Snowflake Stock Soars 36% on AI Demand and AWS Expansion
2 min readSnowflake stock jumped 36% on Thursday, its biggest single-day move on record, after the cloud data warehouse posted a Q1 beat and disclosed an expanded partnership with Amazon Web Services. The rally pulled the stock back above its 2026 highs and made Snowflake one of the loudest signals yet that enterprise AI demand is converting into real data-infrastructure spend.
Snowflake sells a cloud data platform that companies use to consolidate and query large datasets. For most of the last two years its growth story has been about regular data warehousing, with AI workloads framed as a future tailwind. The Q1 report flipped that framing: management called out AI-driven query volume as the single biggest contributor to the upside, and the AWS deal expansion is structured around joint go-to-market for AI customers.
What Snowflake Reported
Snowflake beat consensus on revenue, raised full-year guidance, and accelerated its product remaining performance obligation growth rate. According to Yahoo Finance, the company specifically highlighted AI agents, Cortex inference, and its new Polaris open catalog as the workloads pulling in incremental consumption.

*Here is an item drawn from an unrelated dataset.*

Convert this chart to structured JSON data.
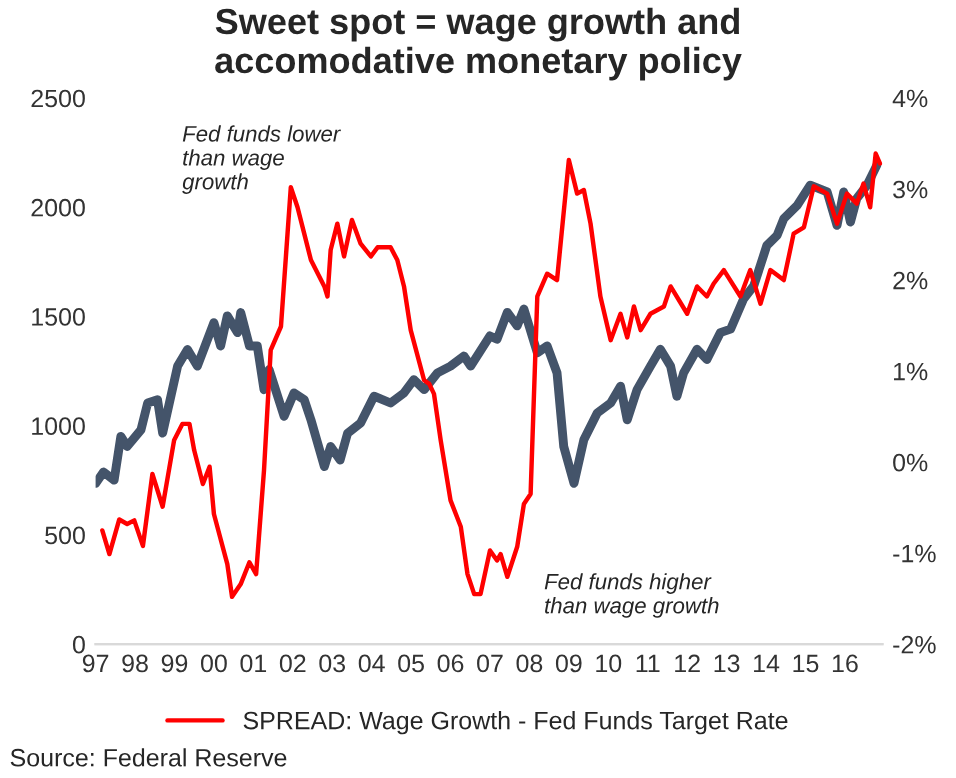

The expanded AWS partnership is the second piece. AWS will sell Snowflake directly through its marketplace with a streamlined procurement path, and the two companies will co-engineer integration points between Snowflake’s compute and AWS’s Bedrock model-serving stack. For customers, that means a cleaner path from data sitting in Snowflake to inference running against Anthropic, OpenAI, and Meta models hosted on AWS.
Why It Matters
The numbers behind enterprise AI have been hard to read for most of 2026. Frontier model providers have published big revenue figures, but the picture below them, in the data and infrastructure layer, has been murkier. Snowflake’s quarter is the cleanest evidence yet that AI workloads are now meaningfully driving consumption inside the largest data platforms. NVIDIA prints AI revenue at the chip layer; Snowflake just printed it at the data layer.
The AWS deal also reframes how to think about hyperscaler versus independent positioning in the AI stack. AWS could have pushed customers toward its own Redshift data warehouse, but the deeper Snowflake partnership signals that the hyperscalers see more upside in serving AI inference than in fighting over the underlying data layer. Watch for Microsoft and Google to respond with similar expansions of Databricks and BigQuery joint motions in the next two quarters.